2 min

Rock-solid equipment for rock mechanics testing

As our lives are conducted above ground everyday, rarely are we concerned about what lies beneath the Earth’s surface. But when digging tunnels or excavating mines, soil and rock mechanics suddenly become a key consideration. Trilab in Brisbane, Australia, part of Kiwa Group’s Intega family, leads the way with state-of-the-art triaxial testing equipment. 

How does a rock mass perform at various depths? What effect would that performance have on excavations like tunnelling or caving during the mining of precious materials like copper, gold and other metals? Materials that are used for computer chips and other technology components that help us operate our day to day lives.

The answer lies in rock triaxial tests. These tests obtain accurate results in determining the mechanical properties of rock cores, when they are sampled from substantial depths below the Earth’s surface. The results allow engineers to continuously improve designs for caving, tunnels and open pit mines. 

These tests simulate the stresses surrounding the actual rock sample whilst in the ground and allow the strength of the rock to be determined as if it was still in the ground surrounded by the accompanying rock. As projects in these areas can run into the billions of dollars, accurate testing is seen as a way of minimising the risk profile.

Oyu Tolgoi

Large mining projects from around the globe have a high demand for rock triaxial testing services. Trilab is one of only a few laboratories worldwide, capable of performing tests for various strength parameters. Operating in such a niche field, samples are received from all over the world.


Oyu Tolgoi, Mongolia. Photo © Rio Tinto.

One example is the Oyu Tolgoi project in the South Gobi Desert of Mongolia. It is a combined open pit and underground copper mining project. Starting in 2010, the mine has now reached its maximum capacity delivering over 400,000 tonnes of copper annually. As well as copper, the site also produces gold and silver. The project has entailed the testing of hundreds of samples on an ongoing basis, to help determine the strength parameters of the rock mass for the mine design moving forward. Currently, Trilab receives monthly pallets of samples delivered from Mongolia, as there is nowhere else in the world where large volume materials testing can be performed on the specialised rock triaxial equipment.

As Oyu Tolgoi is forecast to have a mine life of decades, future testing requirements for this project are immense. Even more so, as relatively new mining methods such as block caving are being used. This method is deemed to be considerably more efficient than conventional mining processes: a large portion of rock is undercut, forming an artificial cavern which is filled with debris as the rock collapses. This broken ore falls into a series of access tunnels constructed at the base of rock, where miners can continuously extract the ore. To allow safe block caving, mine designers must obtain as much information as possible on the properties of the rock mass.


Oyu Tolgoi, Underground, Mongolia. Photo © Rio Tinto.

Not your average equipment

Trilab has been performing rock triaxial tests for over 30 years and commissioned its first high capacity rock triaxial machine in 2014. To service increased demand from mining and civil construction clients, another custom-built machine was added in 2021, which allowed for quicker turnaround times for test results.

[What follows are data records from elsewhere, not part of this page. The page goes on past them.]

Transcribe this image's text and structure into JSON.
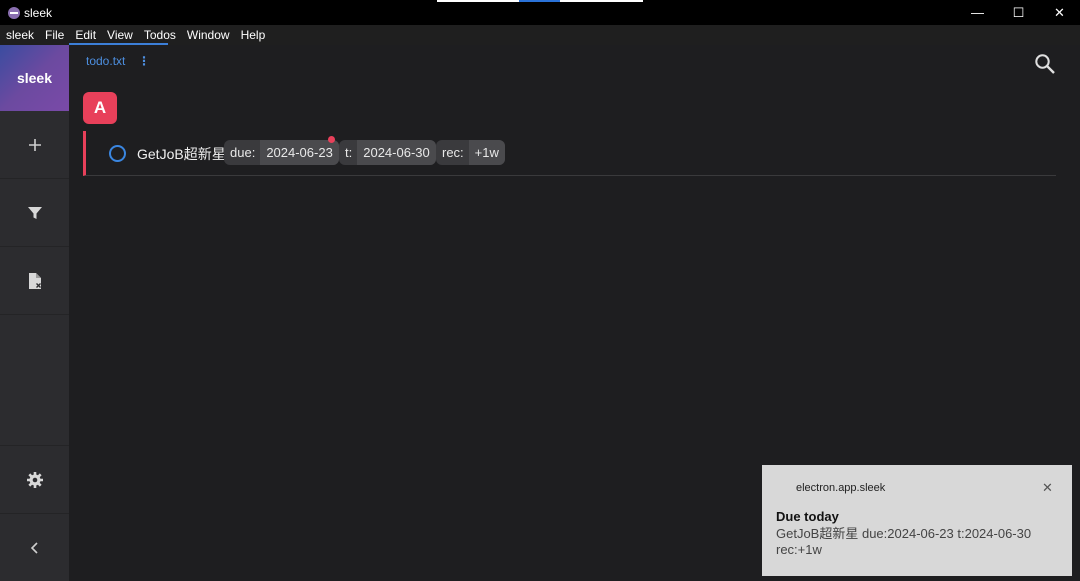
{
  "window": {
    "title": "sleek",
    "minimize": "—",
    "maximize": "☐",
    "close": "✕"
  },
  "menu": [
    "sleek",
    "File",
    "Edit",
    "View",
    "Todos",
    "Window",
    "Help"
  ],
  "sidebar": {
    "brand": "sleek",
    "items": [
      {
        "icon": "plus-icon"
      },
      {
        "icon": "filter-icon"
      },
      {
        "icon": "file-close-icon"
      }
    ],
    "bottom": [
      {
        "icon": "gear-icon"
      },
      {
        "icon": "chevron-left-icon"
      }
    ]
  },
  "main": {
    "file_tab": "todo.txt",
    "file_tab_menu": "⋮",
    "priority_group": "A",
    "todo": {
      "text": "GetJoB超新星",
      "due_key": "due:",
      "due_value": "2024-06-23",
      "t_key": "t:",
      "t_value": "2024-06-30",
      "rec_key": "rec:",
      "rec_value": "+1w"
    }
  },
  "notification": {
    "app": "electron.app.sleek",
    "close": "✕",
    "title": "Due today",
    "body": "GetJoB超新星 due:2024-06-23 t:2024-06-30 rec:+1w"
  },
  "colors": {
    "accent": "#3c7fd8",
    "priority_a": "#e8405a",
    "background": "#1e1e20",
    "sidebar": "#2c2c2f"
  }
}
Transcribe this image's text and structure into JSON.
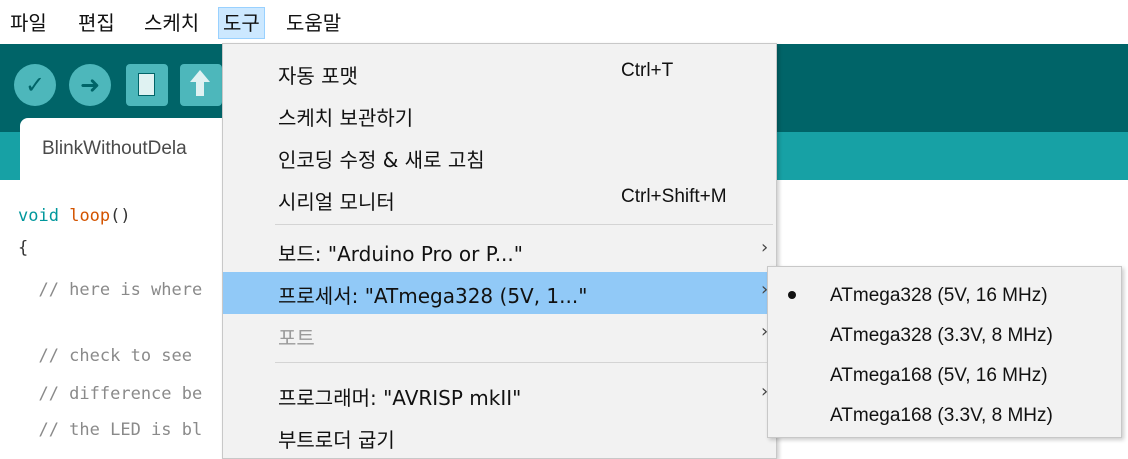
{
  "menubar": {
    "items": [
      "파일",
      "편집",
      "스케치",
      "도구",
      "도움말"
    ]
  },
  "toolbar": {
    "buttons": [
      {
        "icon": "checkmark-icon",
        "glyph": "✓"
      },
      {
        "icon": "arrow-right-icon",
        "glyph": "➜"
      },
      {
        "icon": "new-document-icon"
      },
      {
        "icon": "upload-arrow-icon"
      }
    ]
  },
  "tab": {
    "label": "BlinkWithoutDela"
  },
  "editor": {
    "lines": [
      {
        "kw": "void",
        "fn": "loop",
        "rest": "()"
      },
      {
        "text": "{"
      },
      {
        "comment": "  // here is where"
      },
      {
        "comment": "  // check to see"
      },
      {
        "comment": "  // difference be"
      },
      {
        "comment": "  // the LED is bl"
      }
    ]
  },
  "tools_menu": {
    "items": [
      {
        "label": "자동 포맷",
        "shortcut": "Ctrl+T"
      },
      {
        "label": "스케치 보관하기",
        "shortcut": ""
      },
      {
        "label": "인코딩 수정 & 새로 고침",
        "shortcut": ""
      },
      {
        "label": "시리얼 모니터",
        "shortcut": "Ctrl+Shift+M"
      },
      {
        "label": "보드: \"Arduino Pro or P...\"",
        "arrow": "›"
      },
      {
        "label": "프로세서: \"ATmega328 (5V, 1...\"",
        "arrow": "›"
      },
      {
        "label": "포트",
        "arrow": "›"
      },
      {
        "label": "프로그래머: \"AVRISP mkII\"",
        "arrow": "›"
      },
      {
        "label": "부트로더 굽기"
      }
    ]
  },
  "processor_submenu": {
    "items": [
      {
        "label": "ATmega328 (5V, 16 MHz)",
        "selected": true
      },
      {
        "label": "ATmega328 (3.3V, 8 MHz)",
        "selected": false
      },
      {
        "label": "ATmega168 (5V, 16 MHz)",
        "selected": false
      },
      {
        "label": "ATmega168 (3.3V, 8 MHz)",
        "selected": false
      }
    ]
  },
  "colors": {
    "toolbar": "#006468",
    "tab_strip": "#17a1a5",
    "highlight": "#91c9f7",
    "menu_bg": "#f2f2f2"
  }
}
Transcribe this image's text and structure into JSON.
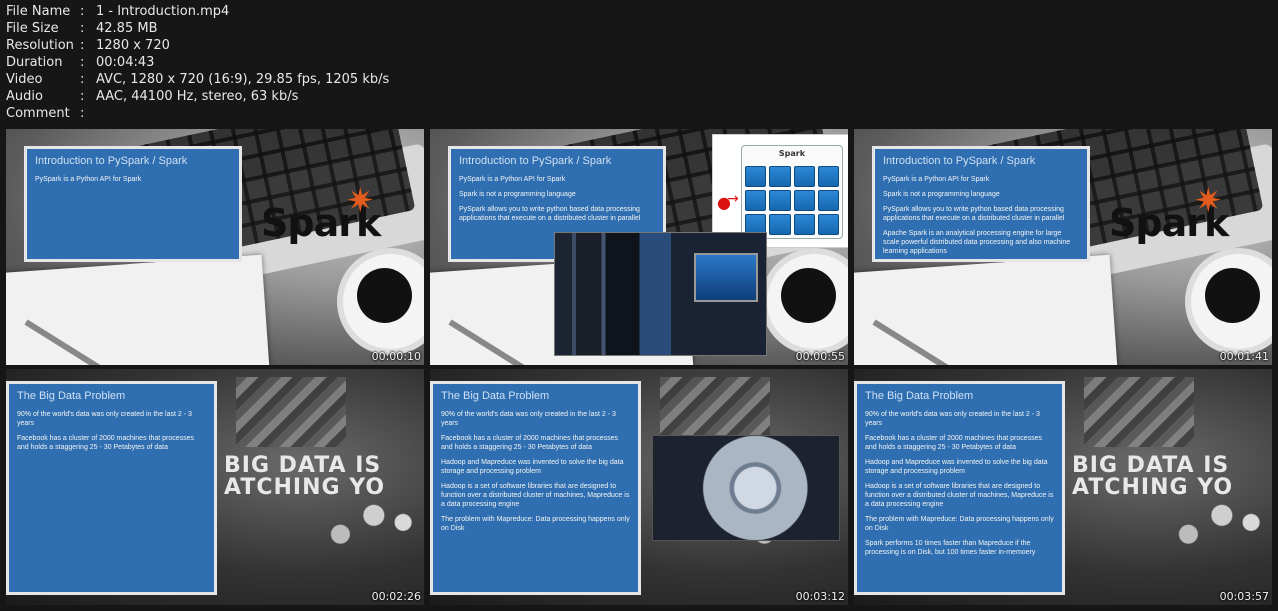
{
  "file_info": {
    "rows": [
      {
        "key": "File Name",
        "value": "1 - Introduction.mp4"
      },
      {
        "key": "File Size",
        "value": "42.85 MB"
      },
      {
        "key": "Resolution",
        "value": "1280 x 720"
      },
      {
        "key": "Duration",
        "value": "00:04:43"
      },
      {
        "key": "Video",
        "value": "AVC, 1280 x 720 (16:9), 29.85 fps, 1205 kb/s"
      },
      {
        "key": "Audio",
        "value": "AAC, 44100 Hz, stereo, 63 kb/s"
      },
      {
        "key": "Comment",
        "value": ""
      }
    ],
    "separator": ":"
  },
  "thumbnails": [
    {
      "timestamp": "00:00:10",
      "slide_title": "Introduction to PySpark / Spark",
      "lines": [
        "PySpark is a Python API for Spark"
      ],
      "logo_text": "Spark"
    },
    {
      "timestamp": "00:00:55",
      "slide_title": "Introduction to PySpark / Spark",
      "lines": [
        "PySpark is a Python API for Spark",
        "Spark is not a programming language",
        "PySpark allows you to write python based data processing applications that execute on a distributed cluster in parallel"
      ],
      "cluster_label": "Spark"
    },
    {
      "timestamp": "00:01:41",
      "slide_title": "Introduction to PySpark / Spark",
      "lines": [
        "PySpark is a Python API for Spark",
        "Spark is not a programming language",
        "PySpark allows you to write python based data processing applications that execute on a distributed cluster in parallel",
        "Apache Spark is an analytical processing engine for large scale powerful distributed data processing and also machine learning applications"
      ],
      "logo_text": "Spark"
    },
    {
      "timestamp": "00:02:26",
      "slide_title": "The Big Data Problem",
      "lines": [
        "90% of the world's data was only created in the last 2 - 3 years",
        "Facebook has a cluster of 2000 machines that processes and holds a staggering 25 - 30 Petabytes of data"
      ],
      "bg_text_1": "BIG DATA IS",
      "bg_text_2": "ATCHING YO"
    },
    {
      "timestamp": "00:03:12",
      "slide_title": "The Big Data Problem",
      "lines": [
        "90% of the world's data was only created in the last 2 - 3 years",
        "Facebook has a cluster of 2000 machines that processes and holds a staggering 25 - 30 Petabytes of data",
        "Hadoop and Mapreduce was invented to solve the big data storage and processing problem",
        "Hadoop is a set of software libraries that are designed to function over a distributed cluster of machines, Mapreduce is a data processing engine",
        "The problem with Mapreduce: Data processing happens only on Disk"
      ]
    },
    {
      "timestamp": "00:03:57",
      "slide_title": "The Big Data Problem",
      "lines": [
        "90% of the world's data was only created in the last 2 - 3 years",
        "Facebook has a cluster of 2000 machines that processes and holds a staggering 25 - 30 Petabytes of data",
        "Hadoop and Mapreduce was invented to solve the big data storage and processing problem",
        "Hadoop is a set of software libraries that are designed to function over a distributed cluster of machines, Mapreduce is a data processing engine",
        "The problem with Mapreduce: Data processing happens only on Disk",
        "Spark performs 10 times faster than Mapreduce if the processing is on Disk, but 100 times faster in-memoery"
      ],
      "bg_text_1": "BIG DATA IS",
      "bg_text_2": "ATCHING YO"
    }
  ],
  "colors": {
    "slide_blue": "#2f6fb1",
    "background": "#161616",
    "spark_orange": "#e25a1c"
  }
}
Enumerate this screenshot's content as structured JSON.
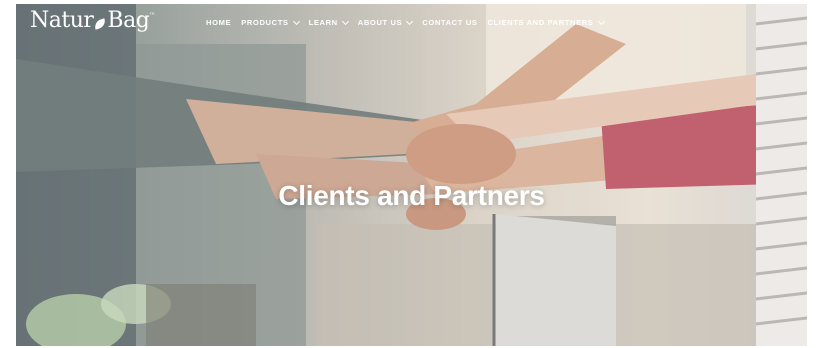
{
  "logo": {
    "text_left": "Natur",
    "text_right": "Bag",
    "tm": "™"
  },
  "nav": {
    "items": [
      {
        "label": "HOME",
        "dropdown": false
      },
      {
        "label": "PRODUCTS",
        "dropdown": true
      },
      {
        "label": "LEARN",
        "dropdown": true
      },
      {
        "label": "ABOUT US",
        "dropdown": true
      },
      {
        "label": "CONTACT US",
        "dropdown": false
      },
      {
        "label": "CLIENTS AND PARTNERS",
        "dropdown": true
      }
    ]
  },
  "hero": {
    "title": "Clients and Partners"
  },
  "colors": {
    "text": "#ffffff",
    "sleeve_red": "#b94a5c"
  }
}
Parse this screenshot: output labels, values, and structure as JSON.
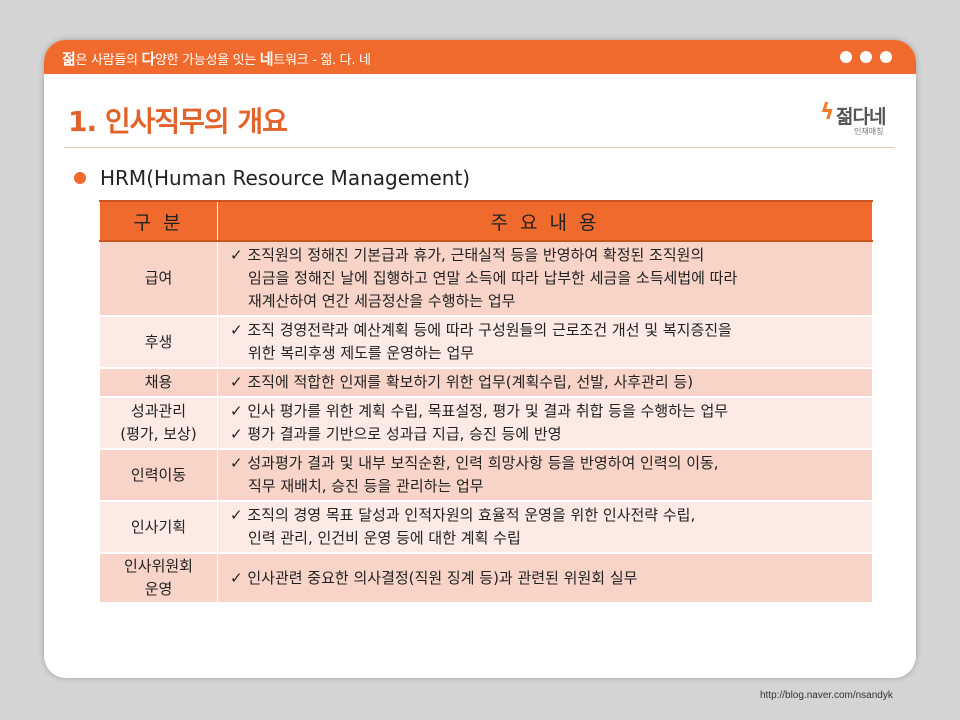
{
  "header": {
    "tagline": [
      {
        "text": "젊",
        "bold": true
      },
      {
        "text": "은 사람들의 ",
        "bold": false
      },
      {
        "text": "다",
        "bold": true
      },
      {
        "text": "양한 가능성을 잇는 ",
        "bold": false
      },
      {
        "text": "네",
        "bold": true
      },
      {
        "text": "트워크 - 젊. 다. 네",
        "bold": false
      }
    ],
    "accent_color": "#ef6a2c"
  },
  "title": "1. 인사직무의 개요",
  "logo": {
    "name": "젊다네",
    "sub": "인재매칭"
  },
  "bullet": "HRM(Human Resource Management)",
  "table": {
    "headers": [
      "구 분",
      "주 요 내 용"
    ],
    "rows": [
      {
        "category": [
          "급여"
        ],
        "items": [
          [
            "조직원의 정해진 기본급과 휴가, 근태실적 등을 반영하여 확정된 조직원의",
            "임금을 정해진 날에 집행하고 연말 소득에 따라 납부한 세금을 소득세법에 따라",
            "재계산하여 연간 세금정산을 수행하는 업무"
          ]
        ]
      },
      {
        "category": [
          "후생"
        ],
        "items": [
          [
            "조직 경영전략과 예산계획 등에 따라 구성원들의 근로조건 개선 및 복지증진을",
            "위한 복리후생 제도를 운영하는 업무"
          ]
        ]
      },
      {
        "category": [
          "채용"
        ],
        "items": [
          [
            "조직에 적합한 인재를 확보하기 위한 업무(계획수립, 선발, 사후관리 등)"
          ]
        ]
      },
      {
        "category": [
          "성과관리",
          "(평가, 보상)"
        ],
        "items": [
          [
            "인사 평가를 위한 계획 수립, 목표설정, 평가 및 결과 취합 등을 수행하는 업무"
          ],
          [
            "평가 결과를 기반으로 성과급 지급, 승진 등에 반영"
          ]
        ]
      },
      {
        "category": [
          "인력이동"
        ],
        "items": [
          [
            "성과평가 결과 및 내부 보직순환, 인력 희망사항 등을 반영하여 인력의 이동,",
            "직무 재배치, 승진 등을 관리하는 업무"
          ]
        ]
      },
      {
        "category": [
          "인사기획"
        ],
        "items": [
          [
            "조직의 경영 목표 달성과 인적자원의 효율적 운영을 위한 인사전략 수립,",
            "인력 관리, 인건비 운영 등에 대한 계획 수립"
          ]
        ]
      },
      {
        "category": [
          "인사위원회",
          "운영"
        ],
        "items": [
          [
            "인사관련 중요한 의사결정(직원 징계 등)과 관련된 위원회 실무"
          ]
        ]
      }
    ]
  },
  "footer_url": "http://blog.naver.com/nsandyk"
}
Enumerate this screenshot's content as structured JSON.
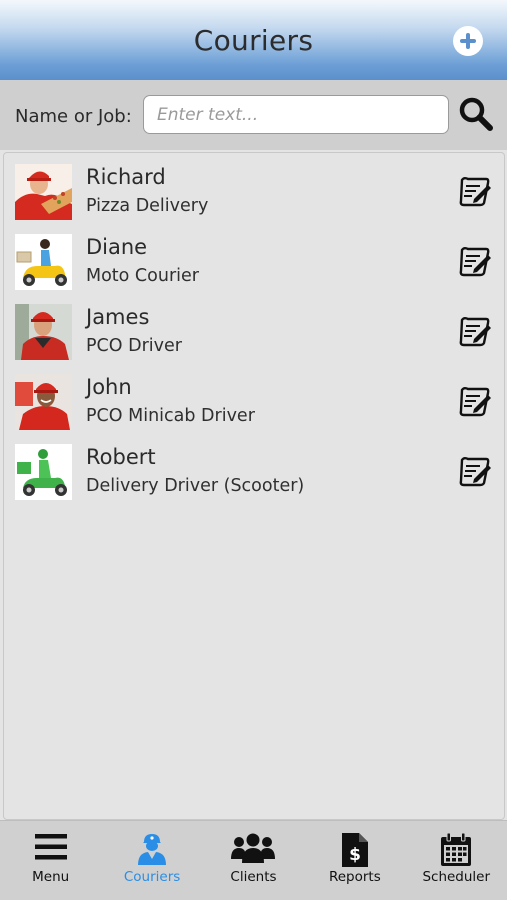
{
  "header": {
    "title": "Couriers",
    "add_label": "+"
  },
  "search": {
    "label": "Name or Job:",
    "placeholder": "Enter text...",
    "value": ""
  },
  "couriers": [
    {
      "name": "Richard",
      "job": "Pizza Delivery",
      "avatar": "pizza-delivery-person-avatar"
    },
    {
      "name": "Diane",
      "job": "Moto Courier",
      "avatar": "moto-courier-avatar"
    },
    {
      "name": "James",
      "job": "PCO Driver",
      "avatar": "driver-avatar"
    },
    {
      "name": "John",
      "job": "PCO Minicab Driver",
      "avatar": "minicab-driver-avatar"
    },
    {
      "name": "Robert",
      "job": "Delivery Driver (Scooter)",
      "avatar": "scooter-driver-avatar"
    }
  ],
  "tabs": [
    {
      "label": "Menu",
      "icon": "hamburger-menu-icon",
      "active": false
    },
    {
      "label": "Couriers",
      "icon": "courier-person-icon",
      "active": true
    },
    {
      "label": "Clients",
      "icon": "group-people-icon",
      "active": false
    },
    {
      "label": "Reports",
      "icon": "dollar-document-icon",
      "active": false
    },
    {
      "label": "Scheduler",
      "icon": "calendar-icon",
      "active": false
    }
  ],
  "colors": {
    "accent": "#2a8ee6",
    "header_blue": "#5b90cc",
    "background": "#e4e4e4",
    "tabbar": "#d0d0d0"
  }
}
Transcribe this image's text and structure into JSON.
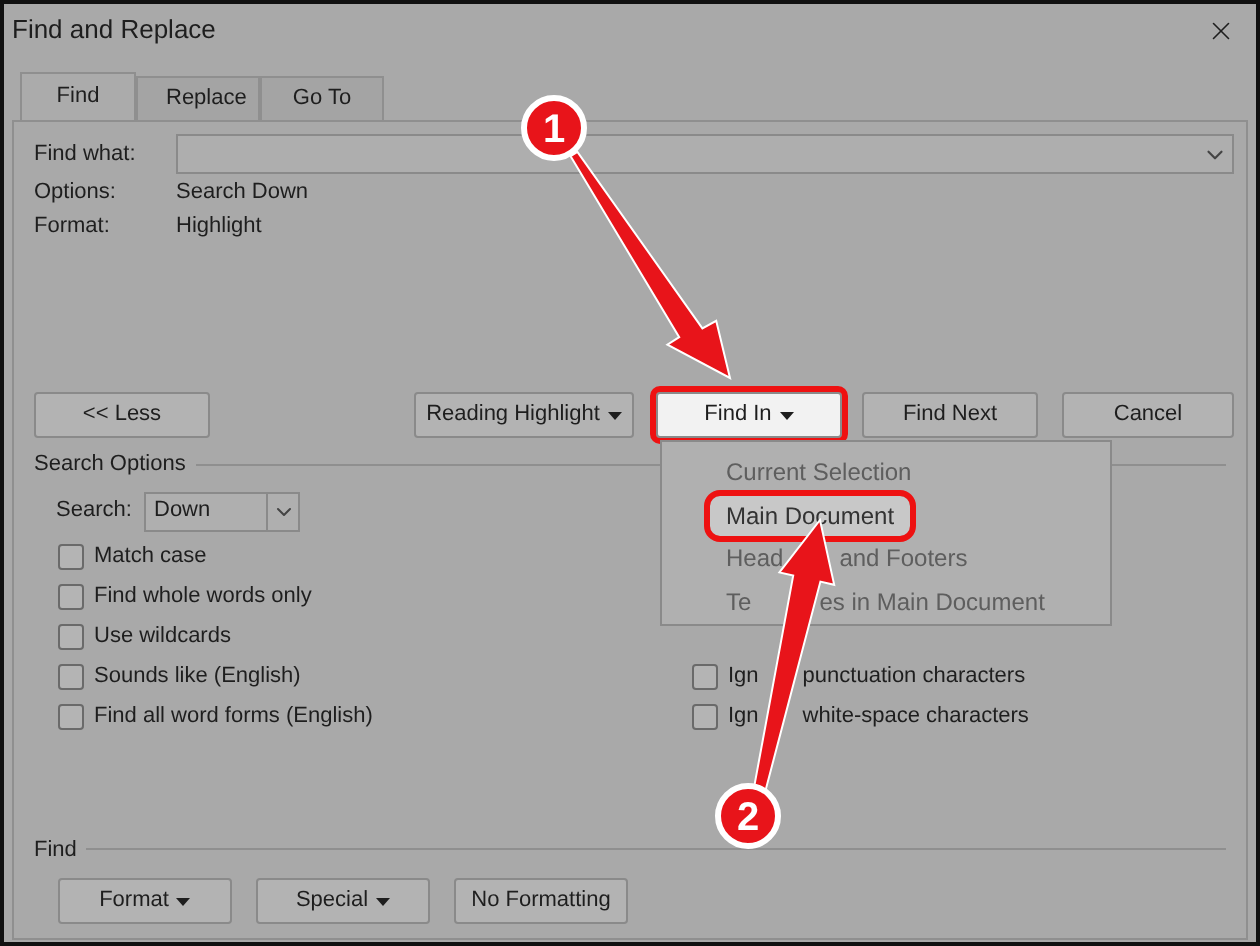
{
  "window": {
    "title": "Find and Replace"
  },
  "tabs": [
    {
      "label": "Find",
      "selected": true
    },
    {
      "label": "Replace",
      "selected": false
    },
    {
      "label": "Go To",
      "selected": false
    }
  ],
  "find_what": {
    "label": "Find what:"
  },
  "info": [
    {
      "label": "Options:",
      "value": "Search Down"
    },
    {
      "label": "Format:",
      "value": "Highlight"
    }
  ],
  "buttons": [
    {
      "label": "<< Less",
      "dropdown": false,
      "highlighted": false
    },
    {
      "label": "Reading Highlight",
      "dropdown": true,
      "highlighted": false
    },
    {
      "label": "Find In",
      "dropdown": true,
      "highlighted": true
    },
    {
      "label": "Find Next",
      "dropdown": false,
      "highlighted": false
    },
    {
      "label": "Cancel",
      "dropdown": false,
      "highlighted": false
    }
  ],
  "search_options": {
    "title": "Search Options",
    "search_label": "Search:",
    "search_value": "Down",
    "left": [
      {
        "parts": [
          "Match case"
        ],
        "checked": false
      },
      {
        "parts": [
          "Find whole words only"
        ],
        "checked": false
      },
      {
        "parts": [
          "Use wildcards"
        ],
        "checked": false
      },
      {
        "parts": [
          "Sounds like (English)"
        ],
        "checked": false
      },
      {
        "parts": [
          "Find all word forms (English)"
        ],
        "checked": false
      }
    ],
    "right": [
      {
        "parts": [
          "Ign",
          "punctuation characters"
        ],
        "checked": false
      },
      {
        "parts": [
          "Ign",
          "white-space characters"
        ],
        "checked": false
      }
    ]
  },
  "menu": {
    "items": [
      {
        "parts": [
          "Current Selection"
        ],
        "selected": false
      },
      {
        "parts": [
          "Main Document"
        ],
        "selected": true
      },
      {
        "parts": [
          "Head",
          "and Footers"
        ],
        "selected": false
      },
      {
        "parts": [
          "Te",
          "es in Main Document"
        ],
        "selected": false
      }
    ]
  },
  "find_section": {
    "title": "Find",
    "buttons": [
      {
        "label": "Format",
        "dropdown": true
      },
      {
        "label": "Special",
        "dropdown": true
      },
      {
        "label": "No Formatting",
        "dropdown": false
      }
    ]
  },
  "callouts": [
    "1",
    "2"
  ]
}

The machines are not considered standard laboratory equipment. “They are only supplied by specialist equipment manufacturers, and can take up to nine months to build. But, they are well worth the investment”, says Colin Purvis from Trilab. “The majority of specialised rock testing in our industry is performed in repurposed concrete testing equipment which can be quite unsuitable for these high strength testing needs. This is due to the testing machine deforming under the high stresses required to test samples to meet customer requirements. Custom-built equipment is necessary to obtain accurate results. Usually, machines like ours are only ever found in research establishments or universities. We were lucky enough to redesign and adapt these machines for commercial use.”

For specialised testing services like Trilab’s, analysing and deciphering soil and rock material is a key factor in allowing the subsequent project works to be conducted in the safest and efficient manners possible. To test what lies beneath the ground, is the first step in ensuring that life above ground can continue as normal.


Test engineer from Trilab testing rock samples using the Triaxial machine.